Александр Васильчиков был взят на абордаж в темноте, во время ночного дежурства, и радостно ответил на ласки неизвестной красотки (то есть лица своей нечаянной любовницы он не видел, но ведь ночью все кошки серы, а женщины — прекрасны!). Удивляться этому не стоит: «полудикая Россия» семимильными шагами шествовала по направлению к полуграмотной Европе, нравы в которой были более чем вольные. Двор, само собой, бежал впереди прогресса, особливо когда речь шла о куртуазных наслаждениях. Так что все понимали друг друга с полуслова… однако Александр Васильчиков и вообразить не мог, какая участь ему уготована!
Прасковья осталась вполне довольна, нашла, что сущность соответствует форме, и доложила «об исполнении» Панину.
— Ну что ж, — довольно потер руки Никита Иваныч, — коли так, вперед!
И вот во время какого-то смотра корнет Васильчиков попался императрице на глаза… вернее, был ей на глаза выставлен…

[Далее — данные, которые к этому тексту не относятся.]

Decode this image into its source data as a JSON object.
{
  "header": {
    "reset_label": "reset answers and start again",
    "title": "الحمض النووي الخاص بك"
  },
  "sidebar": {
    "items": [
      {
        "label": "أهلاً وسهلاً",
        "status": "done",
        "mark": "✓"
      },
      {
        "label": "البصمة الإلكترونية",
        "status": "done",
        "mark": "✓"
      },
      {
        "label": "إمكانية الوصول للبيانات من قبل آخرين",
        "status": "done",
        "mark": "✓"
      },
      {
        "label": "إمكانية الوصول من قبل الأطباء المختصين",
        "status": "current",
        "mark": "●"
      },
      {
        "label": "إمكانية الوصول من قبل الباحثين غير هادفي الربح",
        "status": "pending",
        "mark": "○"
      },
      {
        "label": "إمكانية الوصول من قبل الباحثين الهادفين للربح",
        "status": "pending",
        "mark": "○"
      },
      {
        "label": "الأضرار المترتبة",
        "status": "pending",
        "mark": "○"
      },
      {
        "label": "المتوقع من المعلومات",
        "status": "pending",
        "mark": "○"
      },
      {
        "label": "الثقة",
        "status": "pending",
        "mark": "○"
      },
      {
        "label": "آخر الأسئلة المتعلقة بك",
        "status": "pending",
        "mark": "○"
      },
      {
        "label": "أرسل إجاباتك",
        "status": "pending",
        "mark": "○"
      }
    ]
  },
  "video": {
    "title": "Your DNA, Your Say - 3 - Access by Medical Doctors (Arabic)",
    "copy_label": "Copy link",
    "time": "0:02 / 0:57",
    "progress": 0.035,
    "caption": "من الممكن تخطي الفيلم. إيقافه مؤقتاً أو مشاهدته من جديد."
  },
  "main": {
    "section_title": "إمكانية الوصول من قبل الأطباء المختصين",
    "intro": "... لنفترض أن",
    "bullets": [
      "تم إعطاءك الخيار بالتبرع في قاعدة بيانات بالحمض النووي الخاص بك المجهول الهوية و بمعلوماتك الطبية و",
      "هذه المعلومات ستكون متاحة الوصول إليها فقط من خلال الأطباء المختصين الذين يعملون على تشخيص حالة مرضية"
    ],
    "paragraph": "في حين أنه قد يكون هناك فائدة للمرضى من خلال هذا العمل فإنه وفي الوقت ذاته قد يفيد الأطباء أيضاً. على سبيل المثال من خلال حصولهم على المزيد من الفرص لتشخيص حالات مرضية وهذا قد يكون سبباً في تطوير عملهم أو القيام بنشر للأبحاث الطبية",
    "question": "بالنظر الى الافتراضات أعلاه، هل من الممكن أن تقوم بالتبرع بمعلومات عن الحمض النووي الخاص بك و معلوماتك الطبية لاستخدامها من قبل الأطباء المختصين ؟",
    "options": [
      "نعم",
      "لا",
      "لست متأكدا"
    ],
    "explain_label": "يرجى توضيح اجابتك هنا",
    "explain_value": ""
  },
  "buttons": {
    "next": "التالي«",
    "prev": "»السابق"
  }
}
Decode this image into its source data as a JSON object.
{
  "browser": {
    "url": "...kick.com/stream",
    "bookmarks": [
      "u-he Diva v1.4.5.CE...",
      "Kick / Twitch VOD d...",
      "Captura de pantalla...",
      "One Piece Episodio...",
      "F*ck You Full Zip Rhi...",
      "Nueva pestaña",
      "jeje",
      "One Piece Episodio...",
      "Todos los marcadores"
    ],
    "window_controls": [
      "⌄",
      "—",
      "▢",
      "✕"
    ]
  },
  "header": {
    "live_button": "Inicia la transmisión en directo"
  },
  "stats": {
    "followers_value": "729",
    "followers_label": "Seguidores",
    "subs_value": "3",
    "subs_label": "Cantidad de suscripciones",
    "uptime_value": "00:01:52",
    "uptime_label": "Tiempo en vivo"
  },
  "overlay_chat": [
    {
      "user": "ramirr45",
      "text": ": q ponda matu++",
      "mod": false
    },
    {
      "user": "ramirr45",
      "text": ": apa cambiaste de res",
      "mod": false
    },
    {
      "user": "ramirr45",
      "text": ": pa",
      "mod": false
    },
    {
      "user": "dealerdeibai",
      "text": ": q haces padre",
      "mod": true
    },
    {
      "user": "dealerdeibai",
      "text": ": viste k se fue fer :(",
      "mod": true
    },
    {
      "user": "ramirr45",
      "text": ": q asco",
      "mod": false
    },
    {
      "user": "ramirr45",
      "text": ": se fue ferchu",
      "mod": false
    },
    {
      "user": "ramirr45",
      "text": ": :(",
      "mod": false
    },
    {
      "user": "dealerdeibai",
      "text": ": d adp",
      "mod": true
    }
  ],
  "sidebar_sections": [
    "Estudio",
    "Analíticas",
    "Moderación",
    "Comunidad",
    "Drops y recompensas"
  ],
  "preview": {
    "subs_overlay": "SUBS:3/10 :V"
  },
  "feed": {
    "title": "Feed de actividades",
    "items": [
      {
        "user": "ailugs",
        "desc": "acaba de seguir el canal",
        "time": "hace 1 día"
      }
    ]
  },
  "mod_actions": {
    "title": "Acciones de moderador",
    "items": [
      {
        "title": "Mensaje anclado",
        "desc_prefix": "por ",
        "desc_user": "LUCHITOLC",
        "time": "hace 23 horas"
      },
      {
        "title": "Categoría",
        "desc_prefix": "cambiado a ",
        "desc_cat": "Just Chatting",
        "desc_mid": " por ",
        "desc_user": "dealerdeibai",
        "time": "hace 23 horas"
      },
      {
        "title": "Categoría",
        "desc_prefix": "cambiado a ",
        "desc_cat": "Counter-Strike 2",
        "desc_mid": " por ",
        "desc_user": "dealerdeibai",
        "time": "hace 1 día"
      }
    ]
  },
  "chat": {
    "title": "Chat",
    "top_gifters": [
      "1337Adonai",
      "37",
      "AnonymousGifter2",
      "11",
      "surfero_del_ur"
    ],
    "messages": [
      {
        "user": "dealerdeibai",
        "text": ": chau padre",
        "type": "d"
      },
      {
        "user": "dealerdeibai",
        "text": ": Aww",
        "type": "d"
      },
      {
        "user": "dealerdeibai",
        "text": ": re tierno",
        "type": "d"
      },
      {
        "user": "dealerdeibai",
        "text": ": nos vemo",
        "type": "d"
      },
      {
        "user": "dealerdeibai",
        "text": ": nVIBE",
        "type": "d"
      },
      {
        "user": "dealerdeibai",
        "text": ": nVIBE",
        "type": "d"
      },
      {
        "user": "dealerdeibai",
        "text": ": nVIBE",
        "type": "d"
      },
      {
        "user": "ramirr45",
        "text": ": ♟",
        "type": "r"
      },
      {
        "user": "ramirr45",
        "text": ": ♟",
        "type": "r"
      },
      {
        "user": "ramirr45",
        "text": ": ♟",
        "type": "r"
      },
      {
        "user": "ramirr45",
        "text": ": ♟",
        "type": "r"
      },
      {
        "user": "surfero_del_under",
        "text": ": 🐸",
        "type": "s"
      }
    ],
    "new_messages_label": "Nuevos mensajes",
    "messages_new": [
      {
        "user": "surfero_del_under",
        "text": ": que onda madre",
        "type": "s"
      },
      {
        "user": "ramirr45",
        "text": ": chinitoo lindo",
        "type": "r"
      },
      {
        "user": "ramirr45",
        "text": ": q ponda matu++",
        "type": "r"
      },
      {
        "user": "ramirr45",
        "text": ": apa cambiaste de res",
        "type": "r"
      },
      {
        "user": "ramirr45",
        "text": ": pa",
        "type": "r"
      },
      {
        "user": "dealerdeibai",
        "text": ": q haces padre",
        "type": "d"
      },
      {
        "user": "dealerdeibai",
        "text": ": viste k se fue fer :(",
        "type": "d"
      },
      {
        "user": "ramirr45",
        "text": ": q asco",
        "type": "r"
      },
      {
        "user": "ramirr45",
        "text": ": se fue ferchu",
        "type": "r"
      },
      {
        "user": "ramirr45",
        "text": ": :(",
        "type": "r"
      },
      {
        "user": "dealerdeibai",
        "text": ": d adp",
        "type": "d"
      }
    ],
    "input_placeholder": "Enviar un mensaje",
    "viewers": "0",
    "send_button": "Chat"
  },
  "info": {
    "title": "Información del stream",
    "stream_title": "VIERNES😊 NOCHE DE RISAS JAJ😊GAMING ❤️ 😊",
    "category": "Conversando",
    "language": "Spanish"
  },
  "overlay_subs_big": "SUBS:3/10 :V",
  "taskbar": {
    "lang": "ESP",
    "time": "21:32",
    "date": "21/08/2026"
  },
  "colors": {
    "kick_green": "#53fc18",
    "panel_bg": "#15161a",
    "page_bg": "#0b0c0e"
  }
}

«Кавалерийский корнет по фамилии Васильчиков, случайно посланный с поручением в Царское Село, привлек внимание государыни совершенно неожиданно для всех, потому что в его наружности не было ничего особенного, да и сам он никогда не старался выдвинуться и в обществе был очень мало известен. Ее величество впервые оказала ему знак своей милости при переезде из Царского Села в Петергоф: она послала ему золотую шкатулку, жалуя ее ему за то, „что он сумел сохранить такой порядок среди своего эскадрона“… Никто не придал подарку особого значения; но частые визиты молодого человека в Петергоф, старание постоянно попадаться на глаза императрице, предпочтение, оказываемое ему среди толпы, большая свобода и веселость в обращении после отъезда бывшего фаворита, досада и неудовольствие родственников и друзей последнего и вообще тысяча мелочей — все открыло глаза окружающим придворным…»
Это строки из донесения прусского посланника барона Сольмса своему королю Фридриху II.
— Ну что, моя дорогая? — как бы невзначай спросила Екатерина подругу. — Как ты находишь этого Васильчикова? Как думаешь, каков он?
Подразумевалось — в постели.
Прасковья равнодушно пожала плечами. Велико искушение было вот так сразу ляпнуть Екатерине, что думать нечего, ей доподлинно известно, как приступает корнет к делу, как ведет сражение, как сдается в плен и какие стоны испускает при полной и окончательной капитуляции, однако не стоило вот так сразу открывать все карты. Недавно дошла до Прасковьи весть, что ее прозвали при дворе дешевеньким кольцом, которое каждый на палец может надеть. Довела до нее эту весть сама Екатерина, именно поэтому Прасковья и решила сейчас немножко построить из себя девушку… ну хоть на минуточку, хоть на самую чуточку!